Godin, Jean

JEAN GODIN (DIJON, 1633)

Le vray Portrait du venerable P.F. Jean Godin
GRAVEUR NON IDENTIFIÉ (signature non déchiffrée)
D’après Philippe QUANTIN (vers 1600-1636), peintre
1633
Burin
Épreuve rognée : 15,5 x 10,7 cm
France, Paris, Bibliothèque du Saulchoir, B790.

© Claire Rousseau

Lettre
1. Sous l’image
Le vray portrait du venerable P.F. Jean Godin, / Docteur en Theologie de la faculté de Paris de l’Or: / dre de saint Dominique Aagé de 37. ans 1633.
2. Entre les deux dernières lignes précédentes
peint par Quantin / FBo(..) fe(ou Sc.).

Image
Jean Godin est présenté en buste légèrement de trois-quarts vers la droite, vêtu de l’habit de son Ordre et porte une calotte.

États
Un seul état : France, Paris, Bibliothèque du Saulchoir, B789

Commentaire
Malheureusement, il n’a pas été possible de déchiffrer correctement les informations concernant le graveur. Il s’agit néanmoins de l’interprétation d’un portrait ad vivum réalisé par le peintre dijonnais Philippe Quantin. La planche cartonnée sur laquelle a été collée l’estampe porte également un feuillet du même format indiquant qu’il s’agit bien du portrait fait du vivant de Jean Godin (1595-1665).
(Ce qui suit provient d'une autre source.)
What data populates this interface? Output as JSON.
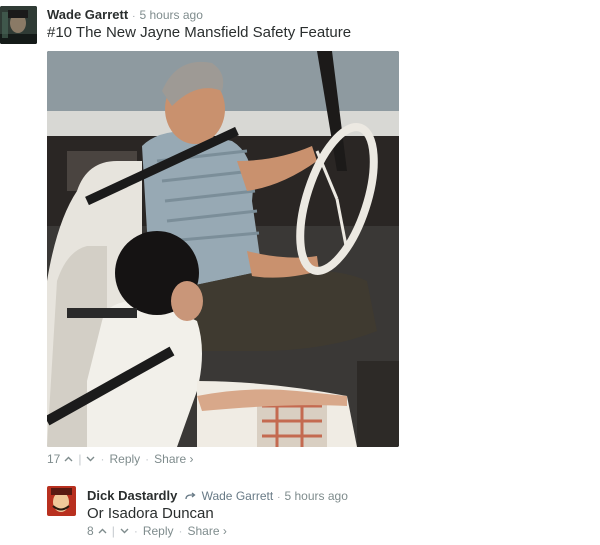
{
  "comments": [
    {
      "author": "Wade Garrett",
      "time": "5 hours ago",
      "text": "#10 The New Jayne Mansfield Safety Feature",
      "votes": "17",
      "reply_label": "Reply",
      "share_label": "Share ›"
    },
    {
      "author": "Dick Dastardly",
      "reply_to": "Wade Garrett",
      "time": "5 hours ago",
      "text": "Or Isadora Duncan",
      "votes": "8",
      "reply_label": "Reply",
      "share_label": "Share ›"
    }
  ],
  "icons": {
    "upvote": "chevron-up",
    "downvote": "chevron-down",
    "reply_arrow": "reply-arrow"
  },
  "colors": {
    "text": "#2a2e2e",
    "muted": "#7f8c8d",
    "link_muted": "#687a86"
  }
}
Le feuillet résume également quelques traits de la vie du religieux.
Philippe Quantin fut avec Luc Despeches, autre peintre, fondateur de la confrérie de Saint-Luc au couvent des Jacobins de Dijon, le 15 juin 1635. Il peignit une Communion de sainte Catherine de Sienne pour le monastère des dominicaines de la même ville . Il existait donc un lien étroit entre cet artiste et l’Ordre. À son pinceau peuvent être attribuées plusieurs œuvres exécutées pour l’église conventuelle des Jacobins de Dijon : Saint Antonin et le jardinier, Le Mariage Mystique de sainte Catherine de Sienne, Saint Thomas d’Aquin écrivant sous la dictée de saint Pierre et de saint Paul, mais aussi un triptyque de la Circoncision . D’autres œuvres ont disparu : La Vierge apparaissant à un jacobin, Saint Thomas d’Aquin assassiné par les bandits de Calabre [sic !], Saint en prière devant un crucifix posé sur un autel, Humbert II donnant le Dauphiné à Philippe VI, roi de France .
Dans son lieu de conservation, le portrait est collé sur une planche qui porte également une brève notice biographique. Le religieux n’ayant pas laissé d’ouvrage imprimé, il est difficile de dire de quelle publication sont extraits le portrait et la notice.
Jean Godin naquit à Montbard et entra dans l’Ordre des Prêcheurs vers l’âge de seize ans. Le 8 août 1611, il fit profession à Dijon. Il vint étudier à Paris au couvent Saint-Jacques, où il fut licencié en 1626. Après diverses fonctions dans l’Ordre, il fut élu prieur du couvent de Dijon. Durant sa charge, il mourut le 13 mai 1665, à l’âge de soixante-dix ans.
Le portrait semble correspondre au moment où le religieux devint Docteur à la Sorbonne.